Gefordert wird eine Gesetzesänderung

Stalking ist hierzulande ein sogenanntes Erfolgsdelikt. Die Tat ist erst dann strafrechtlich zu verfolgen, wenn sie auch wirklich zum „Erfolg“ gebracht wird. Das bedeutet: das Stalking muss eine „schwerwiegende Beeinträchtigung“ des Opfers verursachen. Wann genau diese vorliegt, entscheidet ein Gericht. Die Forderung, Stalking zu einem sogenannten Eignungsdelikt und damit leichter verfolgbar zu machen, ist nicht neu, wurde in Deutschland aber bisher nicht umgesetzt.

Stalkingopfer müssen sich weitestgehend selbst helfen. Mary Scherpe hat dies getan, indem sie erst auf einem Blog und jetzt in ihrem Buch „An jedem einzelnen Tag“ ihre Erfahrungen mit dem Stalker aufgeschrieben und dokumentiert hat. „Mit dem Blog hatte ich eine Art virtuelles Schild, seine Angriffe blieben daran kleben“, erklärt sie. Andere Opfer organisieren sich wie Edith Eva Tholen in Selbsthilfegruppen oder tauschen in Internetforen Erfahrungen und Tipps aus. Für einige der Opfer ist die Bedrohung so real geworden, dass sie gezwungen sind, umzuziehen und die Arbeitsstelle zu wechseln.

Mit der zunehmenden Digitalisierung der Gesellschaft hat sich eine neue Form des Stalkings entwickelt, das sogenannte Cyberstalking. Dabei nutzt der Stalker die Möglichkeiten des Internets, um sich dem Opfer zu nähern und es zu bedrohen. Die Täter bedienen sich hierbei ganz gezielt moderner Verschlüsselungstechniken, um ihre Identität zu verschleiern und sich vor Strafverfolgung zu schützen.
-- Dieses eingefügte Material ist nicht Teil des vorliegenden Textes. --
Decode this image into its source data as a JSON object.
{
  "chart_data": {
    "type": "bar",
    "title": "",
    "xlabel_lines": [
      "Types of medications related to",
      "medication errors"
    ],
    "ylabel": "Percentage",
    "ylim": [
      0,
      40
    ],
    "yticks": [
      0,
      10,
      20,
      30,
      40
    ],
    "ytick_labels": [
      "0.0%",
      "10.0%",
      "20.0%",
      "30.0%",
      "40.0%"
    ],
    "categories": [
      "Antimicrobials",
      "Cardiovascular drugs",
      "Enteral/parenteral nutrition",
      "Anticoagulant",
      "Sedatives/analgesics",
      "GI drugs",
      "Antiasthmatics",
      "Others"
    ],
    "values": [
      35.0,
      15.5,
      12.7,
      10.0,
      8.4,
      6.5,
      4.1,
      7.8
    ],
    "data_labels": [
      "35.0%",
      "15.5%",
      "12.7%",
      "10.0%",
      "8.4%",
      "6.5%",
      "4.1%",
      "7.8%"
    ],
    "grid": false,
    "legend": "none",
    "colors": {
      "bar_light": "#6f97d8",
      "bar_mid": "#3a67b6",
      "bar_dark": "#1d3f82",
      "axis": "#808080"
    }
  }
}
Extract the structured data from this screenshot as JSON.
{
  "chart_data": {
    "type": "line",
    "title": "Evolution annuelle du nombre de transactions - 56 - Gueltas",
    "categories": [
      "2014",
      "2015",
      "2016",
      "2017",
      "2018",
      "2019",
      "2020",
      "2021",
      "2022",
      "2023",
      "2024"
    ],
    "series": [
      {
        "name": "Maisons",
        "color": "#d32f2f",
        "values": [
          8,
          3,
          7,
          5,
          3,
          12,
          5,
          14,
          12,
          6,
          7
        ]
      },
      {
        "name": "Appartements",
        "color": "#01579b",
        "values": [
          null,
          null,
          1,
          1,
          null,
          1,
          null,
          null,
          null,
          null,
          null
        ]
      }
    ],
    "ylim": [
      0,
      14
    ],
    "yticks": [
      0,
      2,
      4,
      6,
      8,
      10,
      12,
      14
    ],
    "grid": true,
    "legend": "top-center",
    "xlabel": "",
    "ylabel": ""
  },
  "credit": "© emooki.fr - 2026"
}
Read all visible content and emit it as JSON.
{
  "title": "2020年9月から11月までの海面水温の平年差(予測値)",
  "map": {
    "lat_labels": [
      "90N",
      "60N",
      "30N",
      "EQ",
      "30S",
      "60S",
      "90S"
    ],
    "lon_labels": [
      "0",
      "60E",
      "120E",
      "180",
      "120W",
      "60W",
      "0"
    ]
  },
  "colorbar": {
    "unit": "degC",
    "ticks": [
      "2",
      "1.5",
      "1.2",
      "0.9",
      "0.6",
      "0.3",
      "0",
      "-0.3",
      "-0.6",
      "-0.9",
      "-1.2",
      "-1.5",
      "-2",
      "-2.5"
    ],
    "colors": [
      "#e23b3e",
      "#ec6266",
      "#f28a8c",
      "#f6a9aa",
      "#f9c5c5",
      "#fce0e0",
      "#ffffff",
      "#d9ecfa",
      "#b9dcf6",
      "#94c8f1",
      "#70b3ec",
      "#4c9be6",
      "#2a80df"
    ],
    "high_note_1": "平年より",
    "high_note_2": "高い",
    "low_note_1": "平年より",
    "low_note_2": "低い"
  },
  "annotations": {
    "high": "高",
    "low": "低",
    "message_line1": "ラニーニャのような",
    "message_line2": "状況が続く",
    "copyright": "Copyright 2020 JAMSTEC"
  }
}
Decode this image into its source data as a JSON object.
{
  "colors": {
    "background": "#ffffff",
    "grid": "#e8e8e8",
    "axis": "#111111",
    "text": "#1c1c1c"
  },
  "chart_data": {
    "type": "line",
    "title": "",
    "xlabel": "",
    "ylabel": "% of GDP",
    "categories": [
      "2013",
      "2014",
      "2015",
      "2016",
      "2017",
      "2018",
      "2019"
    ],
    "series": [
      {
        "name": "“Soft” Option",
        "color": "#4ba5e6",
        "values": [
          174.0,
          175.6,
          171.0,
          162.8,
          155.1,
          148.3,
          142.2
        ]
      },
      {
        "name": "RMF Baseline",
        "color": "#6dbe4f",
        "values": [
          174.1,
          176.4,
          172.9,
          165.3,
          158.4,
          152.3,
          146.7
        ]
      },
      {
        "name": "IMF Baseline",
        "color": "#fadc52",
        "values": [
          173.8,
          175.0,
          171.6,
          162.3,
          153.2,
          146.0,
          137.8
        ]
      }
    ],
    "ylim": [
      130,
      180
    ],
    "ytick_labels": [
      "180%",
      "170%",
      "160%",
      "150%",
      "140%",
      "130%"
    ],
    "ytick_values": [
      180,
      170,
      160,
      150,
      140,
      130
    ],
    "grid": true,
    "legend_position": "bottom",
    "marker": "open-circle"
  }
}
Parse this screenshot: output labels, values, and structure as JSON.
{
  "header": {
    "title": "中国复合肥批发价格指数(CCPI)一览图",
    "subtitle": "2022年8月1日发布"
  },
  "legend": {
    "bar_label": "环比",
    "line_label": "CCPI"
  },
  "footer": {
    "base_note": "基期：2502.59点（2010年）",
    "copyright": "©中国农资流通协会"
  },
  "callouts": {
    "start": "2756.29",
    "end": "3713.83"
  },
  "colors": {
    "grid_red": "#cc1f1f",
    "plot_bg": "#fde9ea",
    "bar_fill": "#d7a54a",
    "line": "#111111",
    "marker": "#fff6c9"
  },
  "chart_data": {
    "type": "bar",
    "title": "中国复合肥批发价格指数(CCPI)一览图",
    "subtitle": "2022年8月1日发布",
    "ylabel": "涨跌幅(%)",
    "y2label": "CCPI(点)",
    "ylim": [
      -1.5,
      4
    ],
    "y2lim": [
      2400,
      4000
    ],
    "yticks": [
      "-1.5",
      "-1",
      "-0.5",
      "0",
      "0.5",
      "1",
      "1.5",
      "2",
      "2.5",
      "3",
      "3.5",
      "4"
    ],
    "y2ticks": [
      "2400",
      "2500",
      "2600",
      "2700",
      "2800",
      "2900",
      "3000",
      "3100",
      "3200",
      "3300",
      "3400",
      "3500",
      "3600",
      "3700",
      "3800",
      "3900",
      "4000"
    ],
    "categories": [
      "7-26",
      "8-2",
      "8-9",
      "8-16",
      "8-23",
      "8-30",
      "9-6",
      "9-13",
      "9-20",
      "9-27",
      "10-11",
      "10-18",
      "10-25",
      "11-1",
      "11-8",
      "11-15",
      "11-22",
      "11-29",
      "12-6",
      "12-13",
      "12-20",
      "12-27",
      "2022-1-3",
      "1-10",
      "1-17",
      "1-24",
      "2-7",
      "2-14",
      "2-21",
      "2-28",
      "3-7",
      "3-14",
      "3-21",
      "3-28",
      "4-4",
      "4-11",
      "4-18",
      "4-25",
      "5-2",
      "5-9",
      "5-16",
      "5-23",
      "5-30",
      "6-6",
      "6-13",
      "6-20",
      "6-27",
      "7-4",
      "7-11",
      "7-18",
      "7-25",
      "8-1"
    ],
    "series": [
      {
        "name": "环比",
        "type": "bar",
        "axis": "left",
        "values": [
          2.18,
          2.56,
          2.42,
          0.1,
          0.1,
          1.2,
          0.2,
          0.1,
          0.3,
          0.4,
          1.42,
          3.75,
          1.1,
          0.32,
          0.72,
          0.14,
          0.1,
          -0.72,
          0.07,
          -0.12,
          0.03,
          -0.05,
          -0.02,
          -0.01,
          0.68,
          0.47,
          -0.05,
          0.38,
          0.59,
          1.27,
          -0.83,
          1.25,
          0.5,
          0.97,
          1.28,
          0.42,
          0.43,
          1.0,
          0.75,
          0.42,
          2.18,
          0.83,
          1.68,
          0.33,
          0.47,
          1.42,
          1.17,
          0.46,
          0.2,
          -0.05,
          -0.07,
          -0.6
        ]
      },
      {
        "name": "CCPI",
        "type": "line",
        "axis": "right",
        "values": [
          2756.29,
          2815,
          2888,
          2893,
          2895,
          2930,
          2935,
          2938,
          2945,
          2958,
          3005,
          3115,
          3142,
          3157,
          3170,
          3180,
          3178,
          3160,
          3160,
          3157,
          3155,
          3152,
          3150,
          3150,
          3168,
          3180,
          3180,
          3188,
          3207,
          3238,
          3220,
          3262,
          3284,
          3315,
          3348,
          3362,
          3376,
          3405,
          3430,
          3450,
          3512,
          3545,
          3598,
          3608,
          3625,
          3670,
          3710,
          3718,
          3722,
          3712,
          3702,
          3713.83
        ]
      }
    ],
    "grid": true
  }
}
Anwälte empfehlen eine Zivilklage

Egal, in welcher Form das Stalking geschieht, ob durch tatsächliche Verfolgung, nächtliche Anrufe oder Beleidigungen im Internet, es dient einem Zweck: das Opfer einzuschüchtern, zu bedrohen und zu schädigen. Viele Stalker verstummten, wenn die Polizei zum ersten Mal vor ihrer Tür stehe, so hat ein Opferanwalt festgestellt. Deswegen helfe es nach seiner Erfahrung oft, zivilrechtliche Schritte gegen den Täter einzuleiten, ihn also beispielsweise wegen Beleidigung oder Geschäftsschädigung anzuzeigen. Hierbei seien die Erfolgsaussichten größer als bei einer Anzeige wegen Stalkings. Edith Eva Tholen hingegen sagt, dass man die Vorgehensweise immer vom konkreten Fall abhängig machen müsse. Die Sicherheit des Opfers müsse dabei an erster Stelle stehen.

Mary Scherpe indes möchte eine Änderung des Stalking-Paragrafen 238 erreichen und hat kürzlich zu diesem Zweck eine Petition gestartet, die bereits nach wenigen Tagen von mehreren Zehntausend Unterstützern unterzeichnet wurde.